Un rugissement de désespoir se formait dans ma gorge, que je n'eus pas l'occasion d'expulser. De l'autre côté de la porte, Shawn s'était laissé retomber sur ses pieds. Nous attendîmes la suite des événements avec force attention, même si je m'en voulais un peu de l'observer à son insu.

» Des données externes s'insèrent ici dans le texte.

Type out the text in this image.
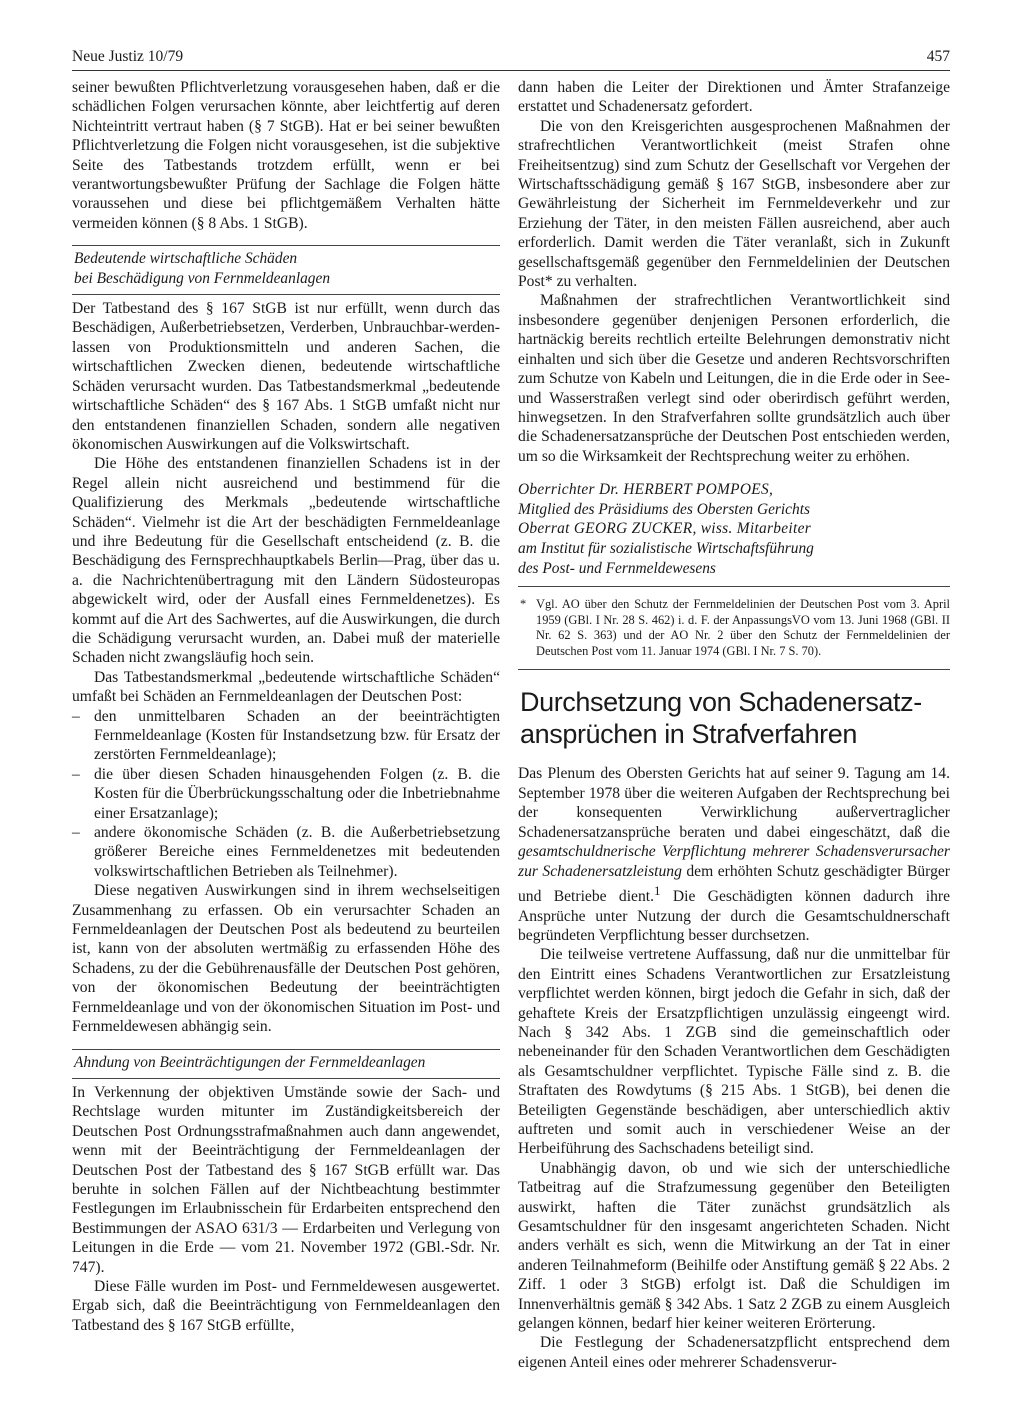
Neue Justiz 10/79	457

seiner bewußten Pflichtverletzung vorausgesehen haben, daß er die schädlichen Folgen verursachen könnte, aber leichtfertig auf deren Nichteintritt vertraut haben (§ 7 StGB). Hat er bei seiner bewußten Pflichtverletzung die Folgen nicht vorausgesehen, ist die subjektive Seite des Tatbestands trotzdem erfüllt, wenn er bei verantwortungsbewußter Prüfung der Sachlage die Folgen hätte voraussehen und diese bei pflichtgemäßem Verhalten hätte vermeiden können (§ 8 Abs. 1 StGB).

Bedeutende wirtschaftliche Schäden
bei Beschädigung von Fernmeldeanlagen

Der Tatbestand des § 167 StGB ist nur erfüllt, wenn durch das Beschädigen, Außerbetriebsetzen, Verderben, Unbrauchbar-werden-lassen von Produktionsmitteln und anderen Sachen, die wirtschaftlichen Zwecken dienen, bedeutende wirtschaftliche Schäden verursacht wurden. Das Tatbestandsmerkmal „bedeutende wirtschaftliche Schäden“ des § 167 Abs. 1 StGB umfaßt nicht nur den entstandenen finanziellen Schaden, sondern alle negativen ökonomischen Auswirkungen auf die Volkswirtschaft.

Die Höhe des entstandenen finanziellen Schadens ist in der Regel allein nicht ausreichend und bestimmend für die Qualifizierung des Merkmals „bedeutende wirtschaftliche Schäden“. Vielmehr ist die Art der beschädigten Fernmeldeanlage und ihre Bedeutung für die Gesellschaft entscheidend (z. B. die Beschädigung des Fernsprechhauptkabels Berlin—Prag, über das u. a. die Nachrichtenübertragung mit den Ländern Südosteuropas abgewickelt wird, oder der Ausfall eines Fernmeldenetzes). Es kommt auf die Art des Sachwertes, auf die Auswirkungen, die durch die Schädigung verursacht wurden, an. Dabei muß der materielle Schaden nicht zwangsläufig hoch sein.

Das Tatbestandsmerkmal „bedeutende wirtschaftliche Schäden“ umfaßt bei Schäden an Fernmeldeanlagen der Deutschen Post:

– den unmittelbaren Schaden an der beeinträchtigten Fernmeldeanlage (Kosten für Instandsetzung bzw. für Ersatz der zerstörten Fernmeldeanlage);
– die über diesen Schaden hinausgehenden Folgen (z. B. die Kosten für die Überbrückungsschaltung oder die Inbetriebnahme einer Ersatzanlage);
– andere ökonomische Schäden (z. B. die Außerbetriebsetzung größerer Bereiche eines Fernmeldenetzes mit bedeutenden volkswirtschaftlichen Betrieben als Teilnehmer).

Diese negativen Auswirkungen sind in ihrem wechselseitigen Zusammenhang zu erfassen. Ob ein verursachter Schaden an Fernmeldeanlagen der Deutschen Post als bedeutend zu beurteilen ist, kann von der absoluten wertmäßig zu erfassenden Höhe des Schadens, zu der die Gebührenausfälle der Deutschen Post gehören, von der ökonomischen Bedeutung der beeinträchtigten Fernmeldeanlage und von der ökonomischen Situation im Post- und Fernmeldewesen abhängig sein.

Ahndung von Beeinträchtigungen der Fernmeldeanlagen

In Verkennung der objektiven Umstände sowie der Sach- und Rechtslage wurden mitunter im Zuständigkeitsbereich der Deutschen Post Ordnungsstrafmaßnahmen auch dann angewendet, wenn mit der Beeinträchtigung der Fernmeldeanlagen der Deutschen Post der Tatbestand des § 167 StGB erfüllt war. Das beruhte in solchen Fällen auf der Nichtbeachtung bestimmter Festlegungen im Erlaubnisschein für Erdarbeiten entsprechend den Bestimmungen der ASAO 631/3 — Erdarbeiten und Verlegung von Leitungen in die Erde — vom 21. November 1972 (GBl.-Sdr. Nr. 747).

Diese Fälle wurden im Post- und Fernmeldewesen ausgewertet. Ergab sich, daß die Beeinträchtigung von Fernmeldeanlagen den Tatbestand des § 167 StGB erfüllte,

dann haben die Leiter der Direktionen und Ämter Strafanzeige erstattet und Schadenersatz gefordert.

Die von den Kreisgerichten ausgesprochenen Maßnahmen der strafrechtlichen Verantwortlichkeit (meist Strafen ohne Freiheitsentzug) sind zum Schutz der Gesellschaft vor Vergehen der Wirtschaftsschädigung gemäß § 167 StGB, insbesondere aber zur Gewährleistung der Sicherheit im Fernmeldeverkehr und zur Erziehung der Täter, in den meisten Fällen ausreichend, aber auch erforderlich. Damit werden die Täter veranlaßt, sich in Zukunft gesellschaftsgemäß gegenüber den Fernmeldelinien der Deutschen Post* zu verhalten.

Maßnahmen der strafrechtlichen Verantwortlichkeit sind insbesondere gegenüber denjenigen Personen erforderlich, die hartnäckig bereits rechtlich erteilte Belehrungen demonstrativ nicht einhalten und sich über die Gesetze und anderen Rechtsvorschriften zum Schutze von Kabeln und Leitungen, die in die Erde oder in See- und Wasserstraßen verlegt sind oder oberirdisch geführt werden, hinwegsetzen. In den Strafverfahren sollte grundsätzlich auch über die Schadenersatzansprüche der Deutschen Post entschieden werden, um so die Wirksamkeit der Rechtsprechung weiter zu erhöhen.

Oberrichter Dr. HERBERT POMPOES,
Mitglied des Präsidiums des Obersten Gerichts
Oberrat GEORG ZUCKER, wiss. Mitarbeiter
am Institut für sozialistische Wirtschaftsführung
des Post- und Fernmeldewesens
* Vgl. AO über den Schutz der Fernmeldelinien der Deutschen Post vom 3. April 1959 (GBl. I Nr. 28 S. 462) i. d. F. der AnpassungsVO vom 13. Juni 1968 (GBl. II Nr. 62 S. 363) und der AO Nr. 2 über den Schutz der Fernmeldelinien der Deutschen Post vom 11. Januar 1974 (GBl. I Nr. 7 S. 70).
Durchsetzung von Schadenersatz-
ansprüchen in Strafverfahren

Das Plenum des Obersten Gerichts hat auf seiner 9. Tagung am 14. September 1978 über die weiteren Aufgaben der Rechtsprechung bei der konsequenten Verwirklichung außervertraglicher Schadenersatzansprüche beraten und dabei eingeschätzt, daß die gesamtschuldnerische Verpflichtung mehrerer Schadensverursacher zur Schadenersatzleistung dem erhöhten Schutz geschädigter Bürger und Betriebe dient.$^1$ Die Geschädigten können dadurch ihre Ansprüche unter Nutzung der durch die Gesamtschuldnerschaft begründeten Verpflichtung besser durchsetzen.

Die teilweise vertretene Auffassung, daß nur die unmittelbar für den Eintritt eines Schadens Verantwortlichen zur Ersatzleistung verpflichtet werden können, birgt jedoch die Gefahr in sich, daß der gehaftete Kreis der Ersatzpflichtigen unzulässig eingeengt wird. Nach § 342 Abs. 1 ZGB sind die gemeinschaftlich oder nebeneinander für den Schaden Verantwortlichen dem Geschädigten als Gesamtschuldner verpflichtet. Typische Fälle sind z. B. die Straftaten des Rowdytums (§ 215 Abs. 1 StGB), bei denen die Beteiligten Gegenstände beschädigen, aber unterschiedlich aktiv auftreten und somit auch in verschiedener Weise an der Herbeiführung des Sachschadens beteiligt sind.

Unabhängig davon, ob und wie sich der unterschiedliche Tatbeitrag auf die Strafzumessung gegenüber den Beteiligten auswirkt, haften die Täter zunächst grundsätzlich als Gesamtschuldner für den insgesamt angerichteten Schaden. Nicht anders verhält es sich, wenn die Mitwirkung an der Tat in einer anderen Teilnahmeform (Beihilfe oder Anstiftung gemäß § 22 Abs. 2 Ziff. 1 oder 3 StGB) erfolgt ist. Daß die Schuldigen im Innenverhältnis gemäß § 342 Abs. 1 Satz 2 ZGB zu einem Ausgleich gelangen können, bedarf hier keiner weiteren Erörterung.

Die Festlegung der Schadenersatzpflicht entsprechend dem eigenen Anteil eines oder mehrerer Schadensverur-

Enfin, à son insu, peut-être pas.

Le jeune homme frotta sa nuque. Il me fallut une seconde de trop pour interpréter ce geste pour ce qu'il était : de l'embarras. Déjà, il faisait volte-face vers la porte, regard comme braqué sur nous à travers le mur. J'eus la désagréable impression qu'il percevait notre présence, puis compris que c'était le cas lorsqu'il cria, suffisamment fort pour que nous l'entendions depuis notre cachette :

— Ça va durer encore longtemps, ce cirque ? Ça commence à devenir gênant !

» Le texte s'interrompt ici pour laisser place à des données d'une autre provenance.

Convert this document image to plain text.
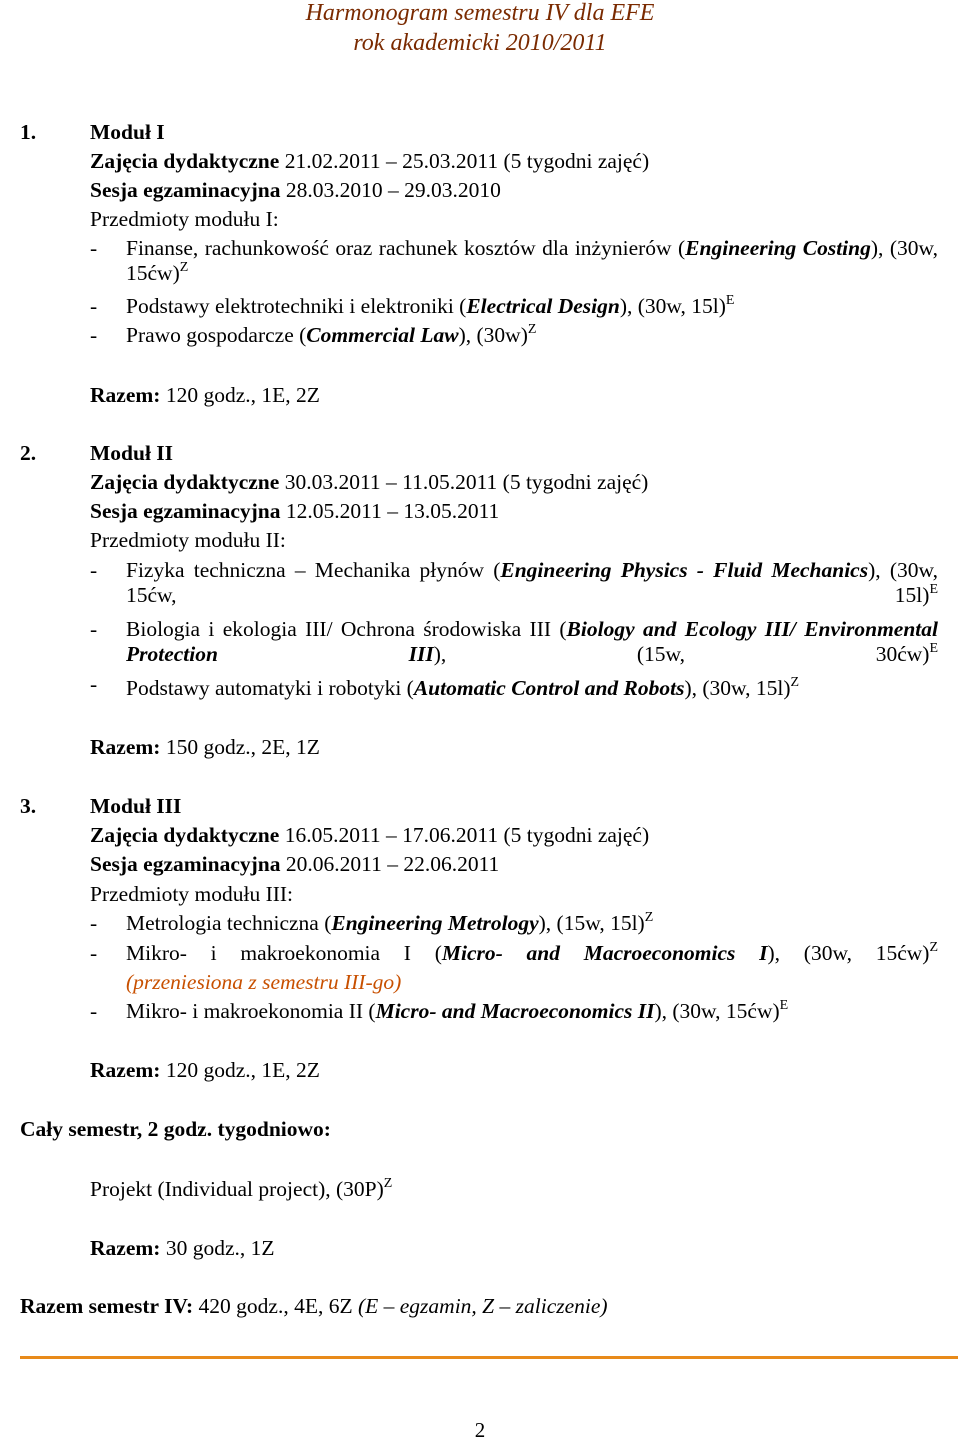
Harmonogram semestru IV dla EFE
rok akademicki 2010/2011
1.	Moduł I
Zajęcia dydaktyczne 21.02.2011 – 25.03.2011 (5 tygodni zajęć)
Sesja egzaminacyjna 28.03.2010 – 29.03.2010
Przedmioty modułu I:
- Finanse, rachunkowość oraz rachunek kosztów dla inżynierów (Engineering Costing), (30w, 15ćw)$^Z$
- Podstawy elektrotechniki i elektroniki (Electrical Design), (30w, 15l)$^E$
- Prawo gospodarcze (Commercial Law), $(30w)^Z$
Razem: 120 godz., 1E, 2Z
2.	Moduł II
Zajęcia dydaktyczne 30.03.2011 – 11.05.2011 (5 tygodni zajęć)
Sesja egzaminacyjna 12.05.2011 – 13.05.2011
Przedmioty modułu II:
- Fizyka techniczna – Mechanika płynów (Engineering Physics - Fluid Mechanics), (30w, 15ćw, 15l)$^E$
- Biologia i ekologia III/ Ochrona środowiska III (Biology and Ecology III/ Environmental Protection III), (15w, 30ćw)$^E$
- Podstawy automatyki i robotyki (Automatic Control and Robots), (30w, 15l)$^Z$
Razem: 150 godz., 2E, 1Z
3.	Moduł III
Zajęcia dydaktyczne 16.05.2011 – 17.06.2011 (5 tygodni zajęć)
Sesja egzaminacyjna 20.06.2011 – 22.06.2011
Przedmioty modułu III:
- Metrologia techniczna (Engineering Metrology), (15w, 15l)$^Z$
- Mikro- i makroekonomia I (Micro- and Macroeconomics I), (30w, 15ćw)$^Z$
(przeniesiona z semestru III-go)
- Mikro- i makroekonomia II (Micro- and Macroeconomics II), (30w, 15ćw)$^E$
Razem: 120 godz., 1E, 2Z
Cały semestr, 2 godz. tygodniowo:
Projekt (Individual project), $(30P)^Z$
Razem: 30 godz., 1Z
Razem semestr IV: 420 godz., 4E, 6Z (E – egzamin, Z – zaliczenie)
2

Nous demeurâmes paralysées, quatre biches prisonnières des phares d'une voiture. Ce fut Helena qui, dans un glapissement, donna le signal du départ :

— Grillées !

Et nous nous carapatâmes à toute allure dans le couloir, pareilles à des voleuses poursuivies par un gendarme, sauf que nous riions comme des idiotes. Décidément, c'était bien plus drôle d'avoir un garçon dans la Moon House qui n'était pas un Éclaireur.

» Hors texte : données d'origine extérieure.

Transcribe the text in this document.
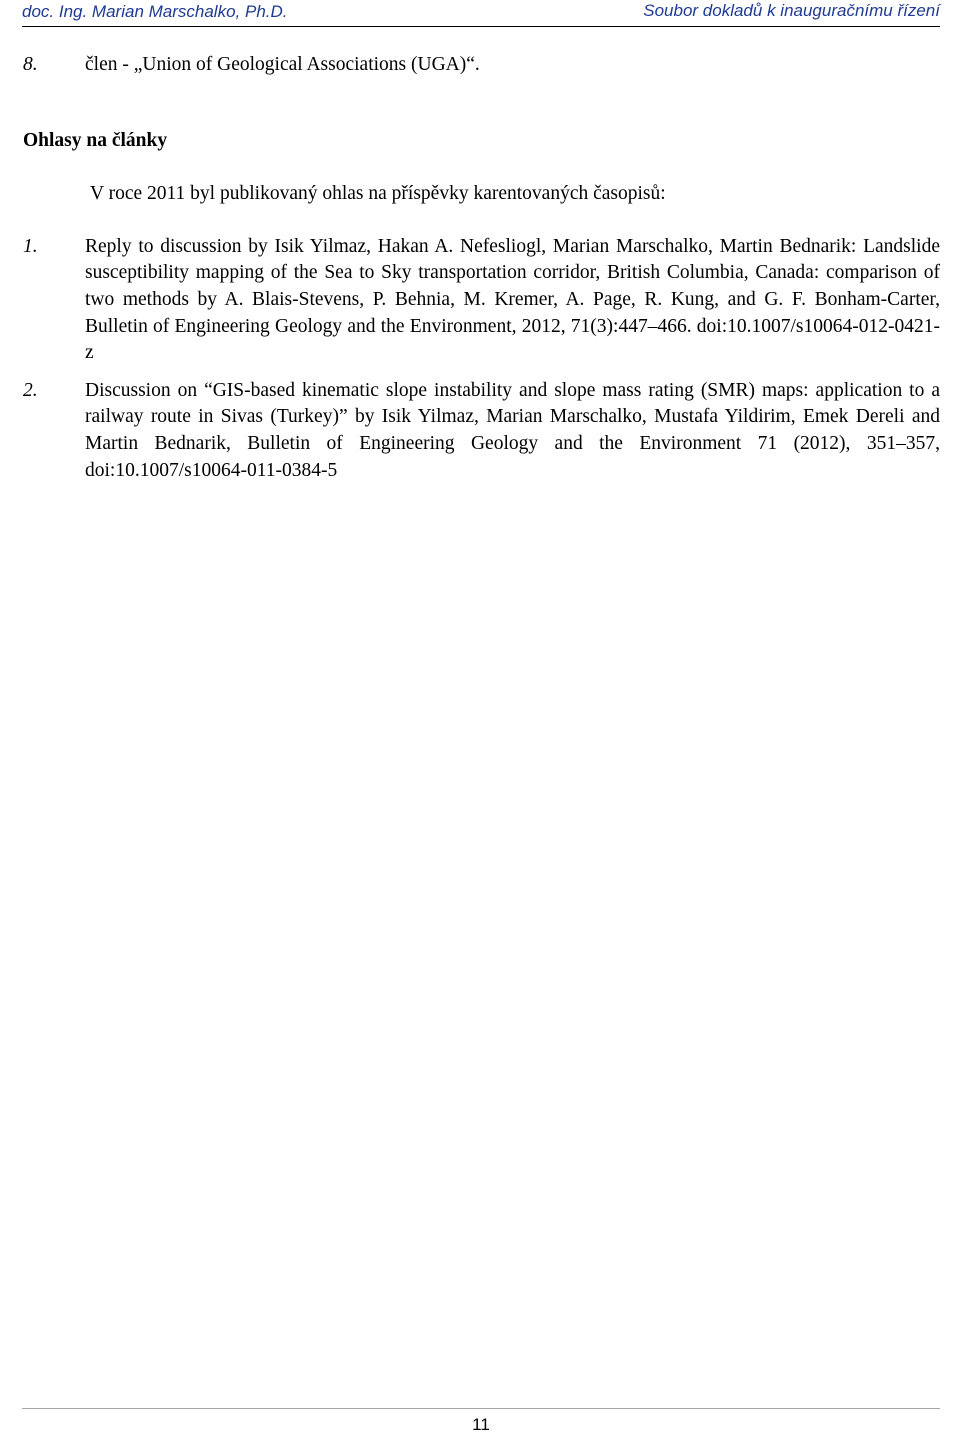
doc. Ing. Marian Marschalko, Ph.D.	Soubor dokladů k inauguračnímu řízení
8.	člen - „Union of Geological Associations (UGA)“.
Ohlasy na články
V roce 2011 byl publikovaný ohlas na příspěvky karentovaných časopisů:
1.	Reply to discussion by Isik Yilmaz, Hakan A. Nefesliogl, Marian Marschalko, Martin Bednarik: Landslide susceptibility mapping of the Sea to Sky transportation corridor, British Columbia, Canada: comparison of two methods by A. Blais-Stevens, P. Behnia, M. Kremer, A. Page, R. Kung, and G. F. Bonham-Carter, Bulletin of Engineering Geology and the Environment, 2012, 71(3):447–466. doi:10.1007/s10064-012-0421-z
2.	Discussion on “GIS-based kinematic slope instability and slope mass rating (SMR) maps: application to a railway route in Sivas (Turkey)” by Isik Yilmaz, Marian Marschalko, Mustafa Yildirim, Emek Dereli and Martin Bednarik, Bulletin of Engineering Geology and the Environment 71 (2012), 351–357, doi:10.1007/s10064-011-0384-5
11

Arrivée dans le hall, je me sentis tout de même un peu bête. C'était moi que Shawn attendait. Ainsi, les filles pouvaient bien se permettre de se réfugier dans le salon en affectant une mine innocente. Moi, j'allais devoir redescendre dans quelques minutes et prétendre que je n'avais pas fait partie des curieuses qu'il venait de chasser.

Par chance, un alibi se présenta à moi sous la forme de Sandy, qui poussa à ce même instant la porte du manoir. Elle justifierait le retard que j'allais m'octroyer pour échapper à tout soupçon. J'avisai mon amie... et ma mâchoire se décrocha.

— Waouh, articulai-je, décontenancée. Tu es... superbe.

Clairement, Sandy ne s'était pas attendue à me voir là si tôt. Elle hésita sur le seuil, et ce laps de temps me suffit pour comprendre qu'il y avait anguille sous roche. Elle se décida ensuite à entrer, les joues rosies de gêne, tentant en vain de dissimuler la robe couleur lilas qu'elle portait sous son long manteau bleu marine. La coupe sirène épousait ses hanches à la perfection.

— Merci, répliqua-t-elle, les lèvres crispées en un sourire embarrassé. C'est une robe que j'ai empruntée à Laurine.

— Pour aller chez ta mère ?

N'effarouche pas la bête, me tançai-je en pensée.

— Oui, il y avait... un anniversaire, répondit-elle.

Je n'avais pas le droit de cuisiner Sandy, je m'en rendais bien compte. Malgré cela, mes yeux l'étudièrent sous toutes les coutures sans que je puisse l'en empêcher. Avec son absence de maquillage et ses cheveux ondulés qui dévalaient librement ses épaules, elle semblait davantage rentrer de soirée plutôt que d'un anniversaire qui se serait étrangement terminé à quinze heures de l'après-midi. Soit elle me mentait, soit les amis de sa mère offraient une bien mauvaise compagnie.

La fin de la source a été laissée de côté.